When America’s favorite muscle car was introduced to a curious crowd at the World’s Fair in New York in 1964, it was an instant hit. On the first day that the 1965 Mustang went on sale, over 22,000 Mustangs were sold against Ford’s 100,000 first-year sales projection. The Ford Mustang would go on to establish a new muscle car genre, effectively disrupting the American car industry in the process.
Here’s a brief look into the Mustang’s tire-burning history through the years.
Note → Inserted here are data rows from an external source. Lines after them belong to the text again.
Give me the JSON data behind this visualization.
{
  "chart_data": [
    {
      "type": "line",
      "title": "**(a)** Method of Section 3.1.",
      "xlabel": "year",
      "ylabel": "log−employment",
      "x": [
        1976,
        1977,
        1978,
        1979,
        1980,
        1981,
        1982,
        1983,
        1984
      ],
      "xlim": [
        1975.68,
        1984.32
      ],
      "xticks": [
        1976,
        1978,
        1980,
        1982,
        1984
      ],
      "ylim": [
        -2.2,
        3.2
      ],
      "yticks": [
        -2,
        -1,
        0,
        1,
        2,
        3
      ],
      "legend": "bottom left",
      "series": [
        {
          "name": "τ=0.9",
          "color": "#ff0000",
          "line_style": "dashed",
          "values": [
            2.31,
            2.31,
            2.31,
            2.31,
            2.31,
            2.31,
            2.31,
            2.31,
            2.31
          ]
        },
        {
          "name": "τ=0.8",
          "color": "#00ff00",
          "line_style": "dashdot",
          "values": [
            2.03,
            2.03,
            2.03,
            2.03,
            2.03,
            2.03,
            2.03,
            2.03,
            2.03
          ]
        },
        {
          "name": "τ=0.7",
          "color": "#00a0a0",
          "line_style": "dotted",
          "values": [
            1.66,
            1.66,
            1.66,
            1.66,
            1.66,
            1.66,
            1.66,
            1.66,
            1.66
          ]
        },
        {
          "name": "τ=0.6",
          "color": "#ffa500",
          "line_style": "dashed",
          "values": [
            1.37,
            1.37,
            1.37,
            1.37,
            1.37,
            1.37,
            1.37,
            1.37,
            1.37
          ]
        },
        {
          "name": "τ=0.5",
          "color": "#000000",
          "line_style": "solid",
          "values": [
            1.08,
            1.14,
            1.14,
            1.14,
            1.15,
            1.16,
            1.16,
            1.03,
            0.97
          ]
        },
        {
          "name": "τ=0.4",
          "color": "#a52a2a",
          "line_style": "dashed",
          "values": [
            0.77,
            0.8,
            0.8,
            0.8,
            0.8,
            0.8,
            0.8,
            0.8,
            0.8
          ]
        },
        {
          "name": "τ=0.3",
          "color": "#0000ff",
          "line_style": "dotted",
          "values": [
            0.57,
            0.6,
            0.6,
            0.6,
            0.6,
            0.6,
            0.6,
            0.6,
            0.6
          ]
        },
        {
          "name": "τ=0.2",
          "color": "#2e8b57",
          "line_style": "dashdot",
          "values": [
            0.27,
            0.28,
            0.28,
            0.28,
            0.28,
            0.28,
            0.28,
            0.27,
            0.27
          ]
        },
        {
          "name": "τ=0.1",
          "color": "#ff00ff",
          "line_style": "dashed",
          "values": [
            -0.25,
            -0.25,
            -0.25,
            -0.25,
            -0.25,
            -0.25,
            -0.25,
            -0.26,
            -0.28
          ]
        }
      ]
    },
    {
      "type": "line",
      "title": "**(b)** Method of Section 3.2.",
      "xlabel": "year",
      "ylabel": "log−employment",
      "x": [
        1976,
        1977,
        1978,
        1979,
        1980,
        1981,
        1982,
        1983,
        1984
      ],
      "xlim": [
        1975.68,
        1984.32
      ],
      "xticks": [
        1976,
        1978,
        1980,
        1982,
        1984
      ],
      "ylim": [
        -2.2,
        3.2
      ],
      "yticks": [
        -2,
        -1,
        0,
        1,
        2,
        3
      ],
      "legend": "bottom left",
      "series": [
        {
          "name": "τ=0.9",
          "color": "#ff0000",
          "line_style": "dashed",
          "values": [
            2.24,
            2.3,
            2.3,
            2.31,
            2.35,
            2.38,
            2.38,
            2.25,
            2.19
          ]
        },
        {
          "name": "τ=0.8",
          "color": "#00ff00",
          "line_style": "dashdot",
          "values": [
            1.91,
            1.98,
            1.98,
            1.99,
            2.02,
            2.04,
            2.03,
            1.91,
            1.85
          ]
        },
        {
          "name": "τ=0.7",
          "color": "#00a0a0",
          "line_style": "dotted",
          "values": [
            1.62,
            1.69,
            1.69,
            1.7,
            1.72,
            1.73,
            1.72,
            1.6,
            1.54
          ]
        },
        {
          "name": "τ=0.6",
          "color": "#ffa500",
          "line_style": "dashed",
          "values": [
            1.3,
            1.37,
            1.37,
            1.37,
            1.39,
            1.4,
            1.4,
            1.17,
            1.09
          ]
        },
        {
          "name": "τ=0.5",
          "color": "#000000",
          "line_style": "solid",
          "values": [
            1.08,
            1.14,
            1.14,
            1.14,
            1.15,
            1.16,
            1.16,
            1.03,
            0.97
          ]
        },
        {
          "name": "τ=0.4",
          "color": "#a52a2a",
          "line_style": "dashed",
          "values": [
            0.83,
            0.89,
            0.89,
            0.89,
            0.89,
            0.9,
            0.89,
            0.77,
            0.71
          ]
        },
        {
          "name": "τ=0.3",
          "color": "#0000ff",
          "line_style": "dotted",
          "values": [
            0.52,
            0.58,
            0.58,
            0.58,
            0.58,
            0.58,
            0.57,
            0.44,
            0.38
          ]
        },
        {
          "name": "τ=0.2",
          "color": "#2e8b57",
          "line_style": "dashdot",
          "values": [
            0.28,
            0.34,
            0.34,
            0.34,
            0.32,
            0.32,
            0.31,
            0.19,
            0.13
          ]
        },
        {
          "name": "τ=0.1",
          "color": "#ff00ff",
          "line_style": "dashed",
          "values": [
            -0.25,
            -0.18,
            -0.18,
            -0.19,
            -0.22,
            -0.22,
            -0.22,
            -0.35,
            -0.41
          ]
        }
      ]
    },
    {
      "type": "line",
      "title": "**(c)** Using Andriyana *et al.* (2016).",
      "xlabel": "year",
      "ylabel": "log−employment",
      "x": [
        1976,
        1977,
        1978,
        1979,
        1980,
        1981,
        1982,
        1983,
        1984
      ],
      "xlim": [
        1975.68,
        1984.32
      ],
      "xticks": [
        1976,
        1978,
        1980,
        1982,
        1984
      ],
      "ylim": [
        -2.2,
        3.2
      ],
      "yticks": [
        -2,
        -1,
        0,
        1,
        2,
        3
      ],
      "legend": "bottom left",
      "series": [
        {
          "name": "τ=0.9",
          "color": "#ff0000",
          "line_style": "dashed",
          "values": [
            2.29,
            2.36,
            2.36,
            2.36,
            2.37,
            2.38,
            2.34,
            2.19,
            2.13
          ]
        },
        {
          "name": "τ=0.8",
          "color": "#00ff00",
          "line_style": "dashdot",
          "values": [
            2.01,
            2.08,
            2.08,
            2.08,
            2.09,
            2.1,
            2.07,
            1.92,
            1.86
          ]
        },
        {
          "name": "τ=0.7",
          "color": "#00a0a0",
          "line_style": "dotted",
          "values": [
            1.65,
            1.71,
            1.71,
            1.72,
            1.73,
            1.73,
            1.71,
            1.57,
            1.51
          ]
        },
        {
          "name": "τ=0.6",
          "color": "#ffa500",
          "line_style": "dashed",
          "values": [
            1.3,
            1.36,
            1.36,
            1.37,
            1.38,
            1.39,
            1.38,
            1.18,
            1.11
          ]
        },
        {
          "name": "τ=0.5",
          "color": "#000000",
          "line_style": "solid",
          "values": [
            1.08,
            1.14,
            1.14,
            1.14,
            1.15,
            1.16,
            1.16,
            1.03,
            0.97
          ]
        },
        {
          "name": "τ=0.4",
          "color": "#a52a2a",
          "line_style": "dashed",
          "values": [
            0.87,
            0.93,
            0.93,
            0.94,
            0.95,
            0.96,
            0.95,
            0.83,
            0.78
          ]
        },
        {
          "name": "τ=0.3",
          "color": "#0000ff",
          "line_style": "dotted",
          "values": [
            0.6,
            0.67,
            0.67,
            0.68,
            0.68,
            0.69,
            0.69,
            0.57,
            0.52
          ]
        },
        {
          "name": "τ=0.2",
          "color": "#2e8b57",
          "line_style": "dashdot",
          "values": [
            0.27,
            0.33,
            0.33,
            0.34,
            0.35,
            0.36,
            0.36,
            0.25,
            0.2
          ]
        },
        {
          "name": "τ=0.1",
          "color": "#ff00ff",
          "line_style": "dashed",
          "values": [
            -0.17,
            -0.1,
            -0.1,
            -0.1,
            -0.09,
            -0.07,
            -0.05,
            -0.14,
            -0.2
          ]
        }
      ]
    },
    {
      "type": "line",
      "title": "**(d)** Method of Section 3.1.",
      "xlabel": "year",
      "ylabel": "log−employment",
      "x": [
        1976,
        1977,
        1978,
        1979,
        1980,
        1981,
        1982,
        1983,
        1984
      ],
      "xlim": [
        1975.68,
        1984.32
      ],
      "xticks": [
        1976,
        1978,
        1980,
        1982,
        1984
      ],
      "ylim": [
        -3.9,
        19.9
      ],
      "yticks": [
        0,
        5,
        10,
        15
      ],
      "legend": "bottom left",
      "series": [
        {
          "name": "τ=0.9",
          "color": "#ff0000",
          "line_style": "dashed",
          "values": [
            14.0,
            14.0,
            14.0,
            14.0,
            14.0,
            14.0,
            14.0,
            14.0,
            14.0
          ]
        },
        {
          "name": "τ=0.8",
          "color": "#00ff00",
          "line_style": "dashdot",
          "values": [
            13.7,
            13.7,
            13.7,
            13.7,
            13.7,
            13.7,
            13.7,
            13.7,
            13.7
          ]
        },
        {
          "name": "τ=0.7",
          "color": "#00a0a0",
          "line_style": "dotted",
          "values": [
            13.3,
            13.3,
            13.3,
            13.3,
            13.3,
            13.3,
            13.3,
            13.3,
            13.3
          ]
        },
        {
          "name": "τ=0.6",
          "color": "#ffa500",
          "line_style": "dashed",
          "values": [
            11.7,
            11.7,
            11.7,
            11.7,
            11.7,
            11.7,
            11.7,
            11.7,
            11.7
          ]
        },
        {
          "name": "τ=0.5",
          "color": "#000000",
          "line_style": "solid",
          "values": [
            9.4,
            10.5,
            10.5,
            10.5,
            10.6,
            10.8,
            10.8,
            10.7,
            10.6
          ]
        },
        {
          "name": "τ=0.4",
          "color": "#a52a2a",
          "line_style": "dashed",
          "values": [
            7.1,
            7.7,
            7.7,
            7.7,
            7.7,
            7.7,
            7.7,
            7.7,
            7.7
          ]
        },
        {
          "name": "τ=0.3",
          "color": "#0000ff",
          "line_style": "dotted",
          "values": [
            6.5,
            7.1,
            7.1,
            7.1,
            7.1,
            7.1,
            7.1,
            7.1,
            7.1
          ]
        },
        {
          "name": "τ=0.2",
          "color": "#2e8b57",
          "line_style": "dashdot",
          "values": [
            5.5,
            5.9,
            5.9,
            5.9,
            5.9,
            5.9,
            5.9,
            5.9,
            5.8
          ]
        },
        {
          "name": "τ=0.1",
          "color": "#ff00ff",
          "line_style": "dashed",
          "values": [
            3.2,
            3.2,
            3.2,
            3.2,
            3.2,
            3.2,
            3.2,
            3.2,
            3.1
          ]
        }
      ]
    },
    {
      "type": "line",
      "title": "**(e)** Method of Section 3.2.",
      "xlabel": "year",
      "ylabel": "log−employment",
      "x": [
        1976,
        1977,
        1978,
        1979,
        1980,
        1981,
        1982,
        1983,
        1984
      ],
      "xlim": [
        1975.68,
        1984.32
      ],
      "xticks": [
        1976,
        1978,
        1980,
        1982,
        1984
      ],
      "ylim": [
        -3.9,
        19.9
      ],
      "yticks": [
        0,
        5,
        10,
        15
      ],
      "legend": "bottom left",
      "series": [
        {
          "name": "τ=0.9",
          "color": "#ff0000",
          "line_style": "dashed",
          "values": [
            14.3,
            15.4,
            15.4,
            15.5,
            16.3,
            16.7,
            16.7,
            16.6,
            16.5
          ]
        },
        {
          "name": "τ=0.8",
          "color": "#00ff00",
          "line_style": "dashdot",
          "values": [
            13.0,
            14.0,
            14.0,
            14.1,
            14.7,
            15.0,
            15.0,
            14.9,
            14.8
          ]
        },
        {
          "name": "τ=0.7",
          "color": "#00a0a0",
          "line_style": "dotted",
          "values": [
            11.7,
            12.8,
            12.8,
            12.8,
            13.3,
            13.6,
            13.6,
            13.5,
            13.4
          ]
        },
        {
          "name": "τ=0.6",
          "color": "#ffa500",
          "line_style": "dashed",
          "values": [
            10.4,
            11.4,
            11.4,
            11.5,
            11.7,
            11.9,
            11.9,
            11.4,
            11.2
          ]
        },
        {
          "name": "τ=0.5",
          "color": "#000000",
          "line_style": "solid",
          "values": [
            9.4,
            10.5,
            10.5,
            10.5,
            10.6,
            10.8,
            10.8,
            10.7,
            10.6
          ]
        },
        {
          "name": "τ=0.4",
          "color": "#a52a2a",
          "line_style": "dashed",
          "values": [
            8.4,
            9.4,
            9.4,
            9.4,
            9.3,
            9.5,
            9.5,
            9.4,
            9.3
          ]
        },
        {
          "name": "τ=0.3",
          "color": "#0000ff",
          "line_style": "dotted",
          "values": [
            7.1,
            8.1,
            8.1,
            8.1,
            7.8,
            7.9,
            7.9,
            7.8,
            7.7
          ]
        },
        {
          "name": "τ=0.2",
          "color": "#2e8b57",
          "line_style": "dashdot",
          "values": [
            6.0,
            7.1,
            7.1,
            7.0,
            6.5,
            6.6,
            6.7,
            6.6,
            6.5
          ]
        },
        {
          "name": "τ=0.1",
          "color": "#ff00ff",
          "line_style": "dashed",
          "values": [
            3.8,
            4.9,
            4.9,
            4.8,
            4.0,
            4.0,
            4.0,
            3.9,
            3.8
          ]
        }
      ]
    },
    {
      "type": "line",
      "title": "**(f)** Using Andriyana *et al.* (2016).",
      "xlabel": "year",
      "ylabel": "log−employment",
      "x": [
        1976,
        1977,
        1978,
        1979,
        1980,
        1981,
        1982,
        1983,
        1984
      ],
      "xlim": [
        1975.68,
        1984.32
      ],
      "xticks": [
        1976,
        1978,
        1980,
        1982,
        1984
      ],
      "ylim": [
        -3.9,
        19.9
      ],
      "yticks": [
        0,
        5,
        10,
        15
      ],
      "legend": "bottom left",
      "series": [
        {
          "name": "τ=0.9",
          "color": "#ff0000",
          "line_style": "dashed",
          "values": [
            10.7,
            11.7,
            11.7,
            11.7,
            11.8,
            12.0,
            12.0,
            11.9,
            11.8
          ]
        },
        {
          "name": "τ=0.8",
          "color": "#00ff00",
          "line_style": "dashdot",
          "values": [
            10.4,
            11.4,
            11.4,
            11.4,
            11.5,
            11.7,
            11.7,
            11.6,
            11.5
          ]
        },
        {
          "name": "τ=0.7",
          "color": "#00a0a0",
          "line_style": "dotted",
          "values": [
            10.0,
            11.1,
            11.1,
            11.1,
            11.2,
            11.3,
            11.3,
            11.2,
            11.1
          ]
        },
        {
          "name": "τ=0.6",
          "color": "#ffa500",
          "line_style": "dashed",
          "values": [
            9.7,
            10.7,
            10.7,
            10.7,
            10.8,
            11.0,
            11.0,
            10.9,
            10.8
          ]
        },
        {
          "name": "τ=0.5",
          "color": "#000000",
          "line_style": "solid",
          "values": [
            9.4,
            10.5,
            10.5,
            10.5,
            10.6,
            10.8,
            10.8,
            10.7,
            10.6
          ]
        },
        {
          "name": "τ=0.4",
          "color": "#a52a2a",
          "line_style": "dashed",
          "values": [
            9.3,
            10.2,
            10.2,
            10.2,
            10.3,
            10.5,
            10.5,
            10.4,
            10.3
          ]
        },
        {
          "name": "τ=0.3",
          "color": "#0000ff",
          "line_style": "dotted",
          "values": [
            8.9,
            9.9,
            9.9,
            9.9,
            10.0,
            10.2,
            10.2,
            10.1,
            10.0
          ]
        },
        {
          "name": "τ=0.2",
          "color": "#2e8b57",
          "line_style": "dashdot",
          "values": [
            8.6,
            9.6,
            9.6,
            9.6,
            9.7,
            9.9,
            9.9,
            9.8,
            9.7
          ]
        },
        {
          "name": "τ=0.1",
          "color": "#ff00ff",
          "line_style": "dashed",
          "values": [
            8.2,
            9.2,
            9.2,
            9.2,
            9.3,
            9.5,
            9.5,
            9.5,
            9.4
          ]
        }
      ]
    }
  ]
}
First Generation (1964-1973):
Even though the first Mustang was marketed as a 1965 model, Ford made several changes to the original model between April and August of 1964, with many options for cars built during this period. The first generation would see several key changes in body shape, drivetrain, and engine types, with buyers getting anything from an economical town car to a mean, tire-burning beast for the racetrack.
Between 1967 and 1973, the first generation of the Ford Mustang saw many significant changes. Between 1967 and 1968, the Ford Mustang spotted a big-block engine, which resulted in a longer, wider, and heavier car. The V-8, 6.4-liter engine could spew up to 335 hp, with the car’s interior and exterior trim getting a remake. During this time, Ford introduced the 7.0-litre, Cobra Jet V-8 for drag racing, a track monster that could spew up to 335 hp on the track.
The 1969 Mustang got bigger still, with a new 5.8-liter V-8 engine and additions to length and width. The Boss and Mach models also premiered during this period, with the Boss rocking a huge 7.0-liter engine with 375 hp. However, sales began waning, and for the first time in almost five years, only 200,000 Mustangs were sold in 1970.
Emission rules drove customers away from muscle cars, and in the process, the Mustang’s collection of large engines had mostly disappeared, leaving the 251-cid as the largest engine by the end of 1973.
Second Generation: Mustang II (1974-1978)
By the end of 1973, most automakers had ditched their muscle cars on the back of tightening emission riles. To address consumers’ growing need for an economical car, Ford introduced the Mustang II, a subcompact that came with either a four-cylinder, 2.3-liter engine, or a 2.8-liter V-6. It was considered successful, with Ford selling about 386,000 Mustang IIs in 1974.
The end of 1974 coincided with the end of the oil embargo that had seen the price of gas skyrocket into new highs. Consequently, Americans began to warm up to the idea of big cars, and Ford responded by offering consumers a taste of some of the old Mustang goodness.
As automakers learned to work emissions into performance tuning, Ford slowly began building performance engines, with the 2.3-litre turbo making a comeback for 1983. There was also a 5.0 High Output engine with 210 hp for the 1985 model.
Fourth Generation (1994-1998):
The fourth generation of the Mustang was still based on the Fox platform, but an updated version from previous years. Ford made significant efforts to improve performance and styling, with models from this generation spotting a beefed-up chassis and a 3.8-liter V-6 coming as standard. In 1996, the 4.9-liter V-8, which had made a comeback a few years earlier, was replaced by a 4.6-liter OHC V-8.
In 1999, the Mustang got a facelift, with the 1999 SVT Cobra becoming the first Mustang to spot an independent rear suspension. The 2003 Cobra was gifted with the fastest engine at the time, a supercharged, 4.6-liter V-8 with 390hp.
Fifth Generation (2005-2014):
In 2005, Ford went retro with the introduction of the squared-off shape similar to the Mustang’s first generation. Ford moved away from the Fox platform, with the new Mustang rocking a 4.0-liter V-6 for base models. With positive feedback from consumers, Ford stuck with this new design for the Mustang, with new engines coming in for the 2011 model, including a massive 5.0-liter V-8 that put out 412 hp.
Sixth Generation (2015 – onwards):
Ford’s latest version of the Mustang was unveiled in 2013 as a 2015 model, commemorating the muscle car’s 50th anniversary. Independent rear suspension became standard, and Ford introduced a new four-cylinder, 2.3-liter turbocharged engine capable of an impressive 310hp.
The V-6 that had been in the line-up for years was finally dropped in 2018, and Ford announced plans for a new electric crossover known as the 2020 Mustang Mach-E.